A year ago, a cordial collaboration was in the works.
According to both parties, Grasman and Dairy Treat developer John Groothuis of Capstone Real Estate met in early 2018 as the Dairy Treat owner was pursuing development. While both parties sought a “win-win” solution, communication broke down along the way.
“It was a respectable plan,” Grasman said. “It had greenspace. It had open space. It wasn’t obtrusive.”
A rendering released in February painted a different picture.
Grasman said he abandoned the project because there was disagreement over the appraisal of the Dairy Treat property, and said the project didn’t appear feasible.
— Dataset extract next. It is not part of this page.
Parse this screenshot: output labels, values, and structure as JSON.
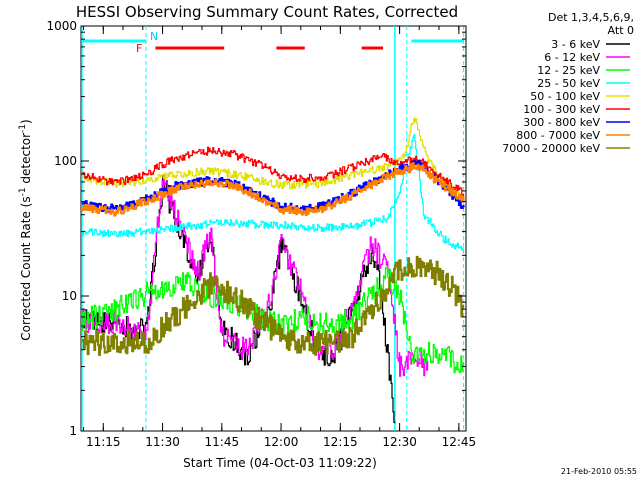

Groothuis said Grasman backed out of the agreement because he thought the property couldn’t be developed.
“That was not in his interest at the time to work on a win-win situation,” Groothuis said. “(Grasman) thought only one side should win, and that’s why we are where we are today.”
What started as an amenable compromise had become what Grasman called a “catastrophe.” He says the development was poorly planned, and should be set back farther back from Harbor Drive to maintain the character of the neighborhood.
“A conscientious developer walks a fine line between maximizing developer profits and yet integrating a product and design that is beneficial to — and adds value to — the neighborhood and the community,” Grasman wrote to the DDA. “I believe that the building, as currently planned, would not fit in well with the rest of the neighborhood, either aesthetically or functionally.”
Grasman said other residents have joined him in opposing the project. The construction process could cause road closures, he said, and while his own building’s windows would not lose views of the waterfront, he said the neighborhood would suffer. He acknowledged the proposal likely fits the zoning criteria for the district.
“There’s a level of Planning Commission responsibility that has to be invoked,” Grasman said. “There’s too much potential for trouble here.”
Groothuis said the 60-year-old Dairy Treat building has myriad issues — it is not handicap accessible, lacks air conditioning and heating, and is prone to flooding.
Revised plans for the project were submitted to the city on March 4. Setback adjustments reduced the square footage of the two-bedroom, two-bath condos by as much as 200 square feet, to 1,500-1,600 square feet, Groothuis said. The Dairy Treat, which will be accompanied by a parking garage below the living units, will be about 600 square feet, he said. The roof line of the building was also altered in the revised plan, he added.
Grand Haven Community Development Director Jennifer Howland said the residential-above-retail model being proposed is permitted in the zoning district. The Planning Commission has the authority to greenlight the development on Tuesday, after which developers will need to acquire building permits.
The development is not for specialized use, Howland said, and thus does not require a public hearing. Public comment will be gathered at the beginning of the meeting, which begins at 7:30 p.m. at Grand Haven City Hall.